Anggaran Rumah Subsidi Terpakai 97,4%, Menkeu Pertimbangkan Permintaan Masyarakat
JAKARTA, investortrust.id - Menteri Keuangan Sri Mulyani Indrawati menyebut Anggaran Pendapatan dan Belanja Negara (APBN) telah menetapkan anggaran untuk menyalurkan pembiayaan untuk masyarakat berpenghasilan rendah (MBR). Pada APBN 2024, pemerintah mengalokasikan anggaran sebesar Rp 13,72 triliun dan sudah terpakai sebesar 97,4% hingga 30 Juli.
“Seperti saya sampaikan APBN itu sudah tiap tahun mengeluarkan dana FLPP (Fasilitas Likuiditas Pembiayaan Perumahan). Tahun ini alokasinya Rp 13,72 triliun, tujuannya untuk mendanai 166.000 rumah untuk MBR,” kata Sri Mulyani saat paparan APBN Juli 2024, Selasa (13/8/2024).
Sri Mulyani mengatakan berdasarkan Rencana Pembangunan Jangka Menengah Nasional (RPJMN) 2020-2024 ditargetkan 1 juta rumah untuk masyarakat. Melalui pendanaan tersebut, kata dia, sampai 30 Juli sudah 109.719 unit rumah.
Baca Juga
“Nilainya Rp 13,37 triliun dari alokasi yang ada di APBN Rp 13,72 triliun,” ujar dia.
Dengan realisasi tersebut, alokasi anggaran FLPP telah digunakan 97,4%. Melihat kondisi ini, Bendahara Negara menyebut pemerintah akan mempertimbangkan untuk membuat kebijakan terkait kebutuhan hunian ini.
“Kita akan terus menimbang bagaimana untuk merespons kalau memang demand akan meningkat dan ini tentu akan menyumbang kebutuhan pertumbuhan ekonomi yang baik,” ucap dia.
Baca Juga
Sementara itu, Kepala Badan Kebijakan Fiskal (BKF) Febrio Kacaribu mengatakan, selain mendapat keringanan dalam bentuk bunga yang lebih murah untuk kredit perumahan MBR, masyarakat yang membeli rumah juga mendapatkan subsidi bantuan uang muka sebesar Rp 4 juta per unitnya.

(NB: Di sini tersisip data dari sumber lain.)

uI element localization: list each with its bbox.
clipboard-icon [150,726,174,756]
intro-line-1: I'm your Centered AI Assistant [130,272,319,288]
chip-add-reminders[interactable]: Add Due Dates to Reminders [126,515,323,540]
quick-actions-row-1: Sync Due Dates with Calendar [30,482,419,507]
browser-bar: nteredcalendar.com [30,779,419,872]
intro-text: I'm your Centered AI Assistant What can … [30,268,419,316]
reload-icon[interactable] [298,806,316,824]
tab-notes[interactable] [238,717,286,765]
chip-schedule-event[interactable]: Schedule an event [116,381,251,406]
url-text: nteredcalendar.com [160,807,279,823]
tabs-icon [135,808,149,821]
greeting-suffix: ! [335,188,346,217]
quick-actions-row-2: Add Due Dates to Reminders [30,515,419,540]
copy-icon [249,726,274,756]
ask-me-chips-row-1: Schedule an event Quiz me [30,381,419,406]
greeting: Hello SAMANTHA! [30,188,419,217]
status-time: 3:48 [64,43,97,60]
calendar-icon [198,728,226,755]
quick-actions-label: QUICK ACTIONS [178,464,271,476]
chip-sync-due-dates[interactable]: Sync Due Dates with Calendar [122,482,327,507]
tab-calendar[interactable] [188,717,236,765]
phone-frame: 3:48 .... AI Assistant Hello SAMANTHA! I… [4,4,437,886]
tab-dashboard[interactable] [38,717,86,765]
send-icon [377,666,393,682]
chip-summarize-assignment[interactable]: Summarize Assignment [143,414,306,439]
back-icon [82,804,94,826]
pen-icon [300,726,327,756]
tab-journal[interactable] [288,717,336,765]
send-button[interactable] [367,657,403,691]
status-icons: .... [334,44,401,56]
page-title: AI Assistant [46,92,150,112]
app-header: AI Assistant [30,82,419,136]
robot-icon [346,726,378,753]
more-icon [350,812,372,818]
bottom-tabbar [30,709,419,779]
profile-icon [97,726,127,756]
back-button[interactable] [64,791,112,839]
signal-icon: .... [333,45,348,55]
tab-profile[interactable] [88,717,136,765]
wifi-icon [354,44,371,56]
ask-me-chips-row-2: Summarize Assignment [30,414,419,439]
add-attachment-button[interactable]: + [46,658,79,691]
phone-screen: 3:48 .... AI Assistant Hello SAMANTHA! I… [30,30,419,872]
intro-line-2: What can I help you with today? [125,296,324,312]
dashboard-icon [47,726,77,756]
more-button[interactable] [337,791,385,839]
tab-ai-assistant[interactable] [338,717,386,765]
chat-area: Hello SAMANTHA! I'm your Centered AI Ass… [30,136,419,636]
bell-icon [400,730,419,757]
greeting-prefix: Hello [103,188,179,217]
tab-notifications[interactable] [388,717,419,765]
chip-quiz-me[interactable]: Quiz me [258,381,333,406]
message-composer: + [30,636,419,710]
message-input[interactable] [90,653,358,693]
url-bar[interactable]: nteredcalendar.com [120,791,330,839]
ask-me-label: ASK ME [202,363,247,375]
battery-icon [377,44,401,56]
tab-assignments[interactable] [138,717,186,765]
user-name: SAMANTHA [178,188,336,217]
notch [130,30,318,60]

“Jadi ini memang memberikan dukungan yang sangat kuat bagi masyarakat yang berpenghasilan rendah terutama untuk memiliki rumah dengan lebih mudah. Harga rumahnya pun sudah kita revisi kemarin di awal tahun. Paling rendah adalah Rp 166 juta harga rumahnya,” kata Febrio.
Selain itu, kata Febrio, penentuan harga rumah juga tergantung lokasi. Ini karena biaya produksi dari rumah di beberapa region itu tidak sama.
“Nah, di sisi lain artinya ini program yang terus jalan FLPP, KPR-MBR ini terus jalan yang memberikan dukungan banyak sekali bagi masyarakat. Setiap tahun itu rata-rata sekitar 200-an ribu unit rumah untuk MBR,” ujar dia.